How effectiveness or change is evidenced: Subsequent weekend audits show improved handover quality and reduced medication discrepancies, evidenced through spot checks and incident trend data.
Operational example 3: Distress incident highlights gaps in positive risk-taking
Context: A person living with dementia becomes distressed when prevented from leaving the building, resulting in an injury during staff intervention.
Support approach: The RCA is framed around both safety and rights, including restrictive practice governance and de-escalation practice.
Day-to-day delivery detail: The investigation finds staff defaulted to physical blocking because there was no agreed plan for supported outdoor access and no shared understanding of triggers. The control change includes a proactive routine, safe outdoor access planning, and refresher training on de-escalation. It also includes a review of whether any restrictions are lawful and documented, with family and professional involvement.
How effectiveness or change is evidenced: The provider tracks distress incidents, observes staff using new de-escalation approaches, and documents improved wellbeing indicators and reduced restrictive responses.
Commissioner expectation
Commissioner expectation: Commissioners expect investigations to be timely, evidence-based and linked to service improvement. They look for clear accountability, action completion and evidence that repeat incidents reduce after controls are strengthened.
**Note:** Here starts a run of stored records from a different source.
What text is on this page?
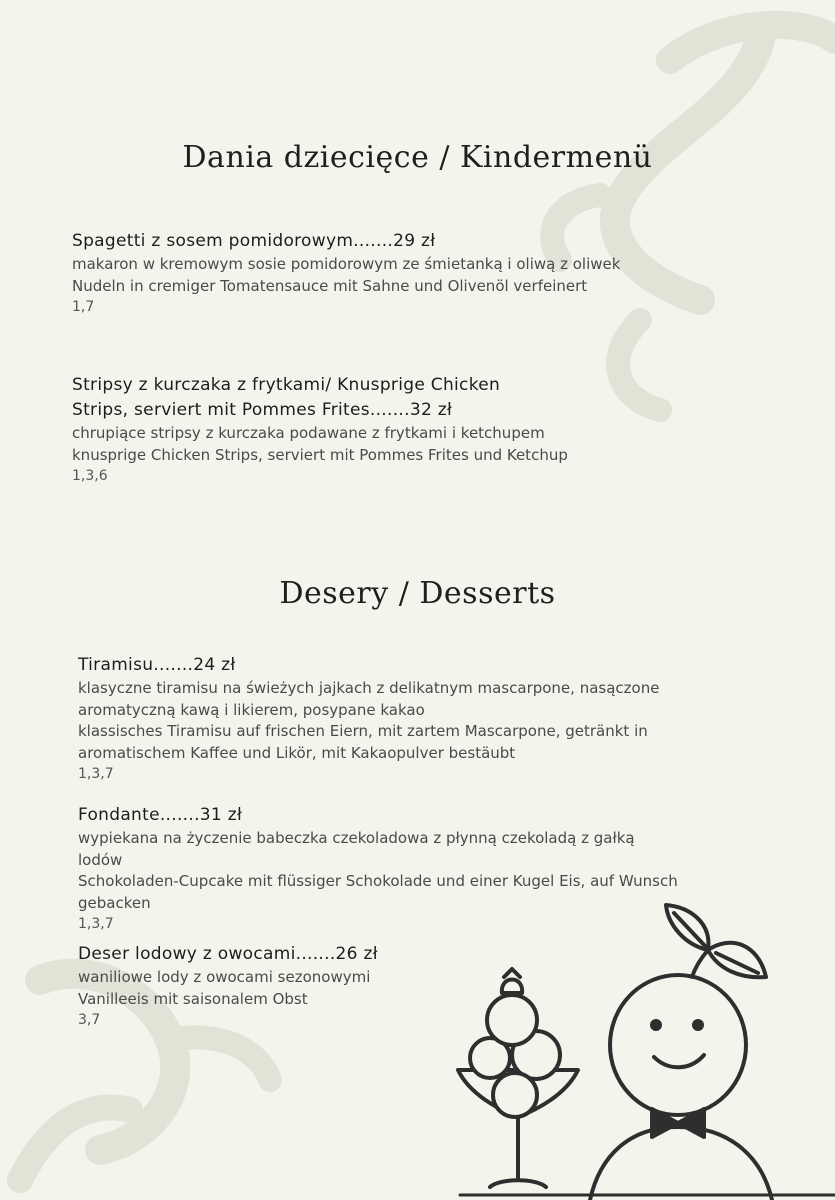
Dania dziecięce / Kindermenü

Spagetti z sosem pomidorowym.......29 zł

makaron w kremowym sosie pomidorowym ze śmietanką i oliwą z oliwek

Nudeln in cremiger Tomatensauce mit Sahne und Olivenöl verfeinert

1,7

Stripsy z kurczaka z frytkami/ Knusprige Chicken

Strips, serviert mit Pommes Frites.......32 zł

chrupiące stripsy z kurczaka podawane z frytkami i ketchupem

knusprige Chicken Strips, serviert mit Pommes Frites und Ketchup

1,3,6

Desery / Desserts

Tiramisu.......24 zł

klasyczne tiramisu na świeżych jajkach z delikatnym mascarpone, nasączone

aromatyczną kawą i likierem, posypane kakao

klassisches Tiramisu auf frischen Eiern, mit zartem Mascarpone, getränkt in

aromatischem Kaffee und Likör, mit Kakaopulver bestäubt

1,3,7

Fondante.......31 zł

wypiekana na życzenie babeczka czekoladowa z płynną czekoladą z gałką

lodów

Schokoladen-Cupcake mit flüssiger Schokolade und einer Kugel Eis, auf Wunsch

gebacken

1,3,7

Deser lodowy z owocami.......26 zł

waniliowe lody z owocami sezonowymi

Vanilleeis mit saisonalem Obst

3,7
Regulator / Inspector expectation
Regulator / Inspector expectation (CQC): CQC expects providers to investigate incidents, identify causes and take action to prevent recurrence. Inspectors will test whether leaders understand themes, whether actions were implemented, and whether improvement is sustained.
Turn findings into controls, not just recommendations
RCA outputs should translate into practical controls: updated processes, clearer roles, competency reinforcement, supervision themes, and monitoring. The final step is re-testing: checking whether the change is embedded and whether incident rates improve. That is the difference between an investigation and a learning system.